Google Is Using Us to Train Their Self Driving Cars
Why reCAPTCHA is doing more than you think
If you use the internet, you would have, at one point, done a reCAPTCHA. Developed as a project by Luis von Ahn and Ben Maurer, it’s a CAPTCHA system that enables websites and software the ability to distinguish between humans and bots, which Google ended up acquiring in 2009.
There have been a couple of versions since the original release, with earlier ones focusing on deciphering the hard-to-read text. More recent versions have focused on identifying specific objects like cars and buses.
If you’ve forgotten what the older versions looked like, here’s an example:

It’s public knowledge the original CAPTCHA was used to help digitize books
Of course, the original intent was to keep spammers and bots away, but it also had an alternative purpose. The internet archive had over 200 000 scanned copies of books, yet at the time, there were no indexable digitized versions of these books (with some books having fancy writing).

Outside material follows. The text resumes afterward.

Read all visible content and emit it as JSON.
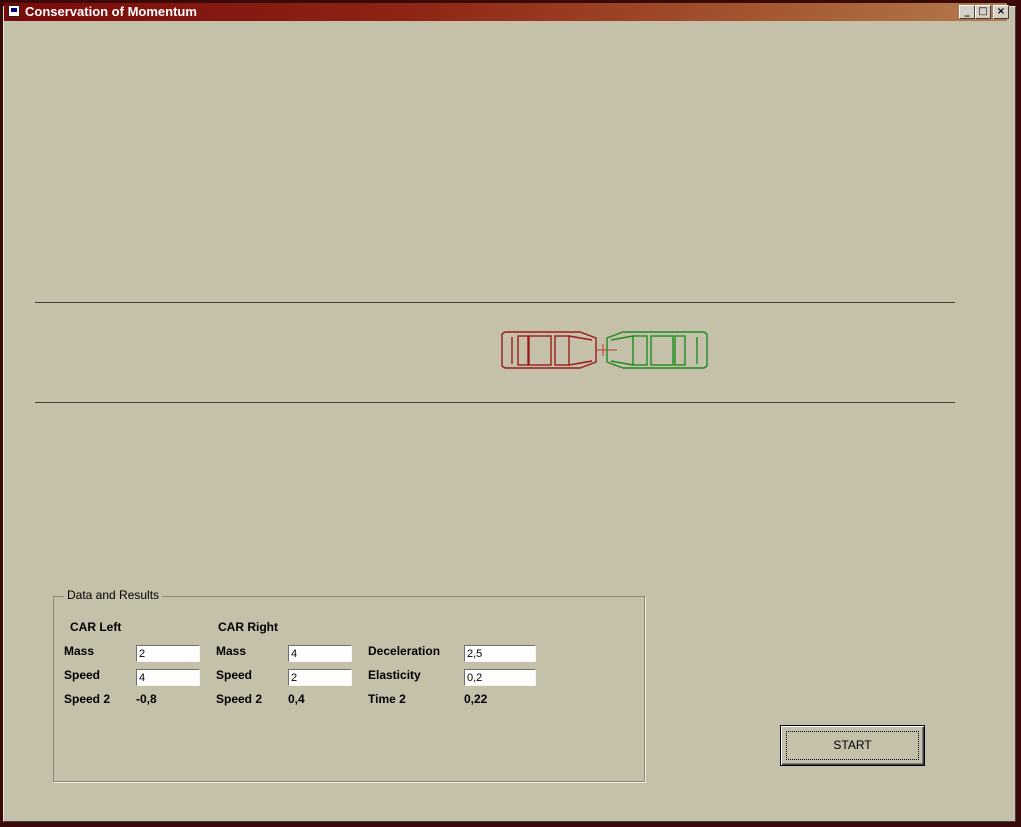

To help index these, would have required millions of human hours to help do this. This is where CAPTCHAs came in.
By identifying spammers, people were helping solve and convert words. Multiple people often tested these words to get a more accurate result.
You might be thinking how on earth can solving two words per person help digitize hundreds and thousands of books. But during its time, the founders estimated that over 60 million CAPTCHAs were being solved every day. This equals around 160 000 human hours per day.
That’s a lot of digitizing! Soon after, Google acquired this technology for their own projects.
After being acquired by Google, it moved to build and street numbers

People started noticing that instead of answering text-based questions, we had moved on to answering images with building and street numbers. It might have been a subtle change since we were so used to answering CAPTCHAs focused on the text we might not have noticed the sudden change from words and numbers to words and numbers in images.
It was no surprise that Google came out with an announcement after a few years.
We’re currently running an experiment in which characters from Street View images are appearing in CAPTCHAs. We often extract data such as street names and traffic signs from Street View imagery to improve Google Maps with useful information like business addresses and locations.
Based on the data and results of these reCAPTCHA tests, we’ll determine if using imagery might also be an effective way to further refine our tools for fighting machine and bot-related abuse online — Google Spokesperson from 2012
Personally, I have no issues since I use Google Maps regularly as a consumer, so using the data to further that agenda is a tick for me. However, in recent years, you would have been asked to verify a new type of image.
More recently, you’ve been asked to verify buses, cars, road signs, and more
Sound familiar?
With the acquisition of Waymo and Google’s intent to join the self-driving car race, companies that can better perfect their technology will gain an advantage over competitors.
To perfect this technology requires extensive tagging of millions of photos to train models to recognize humans, buses, other cars, traffic lights, and more on the street.
So what does Google do?
Of course, change up their reCAPTCHAs to get the ordinary citizens of the world to start labeling what a bus looks like. This means millions of hours of free labor at their fingerprint to further the development of their self-driving car program.
Of course, Google hasn’t mentioned that they are using reCAPTCHAs for their new plan, but evidence points heavily towards so. This is probably because the self-driving race is still on, and companies are still competing to get to fully autonomous technology.
“I couldn’t imagine wasting human effort like that.
Training data is too valuable to modern computer vision techniques. You’d want to do something with it.” — Michael Cutter, director of computer vision at Tortuga talking about Google’s reCAPTCHA
Obviously, the companies with the best data and resources will end up winning the self-driving race, so Google is definitely a front contender with excellent resources at hand.
Cutter thinks that Google is using reCAPTCHA to ‘check’ classifiers rather than relying on the information as an outright image tag. Of course, it’s all speculation, but it makes sense as the accuracy of these tags is needed to train Google’s own machine learning models, so using it as a check makes more sense.
However, it still points to the fact Google is very likely using us as a human-AI farm and will continue to do so as reCAPTCHA’s agenda changes and computer vision and machine learning continue to progress.
Who knows what’s next after this.
How do you feel that Google’s using your reCAPTCHA data for their own self-driving car agenda?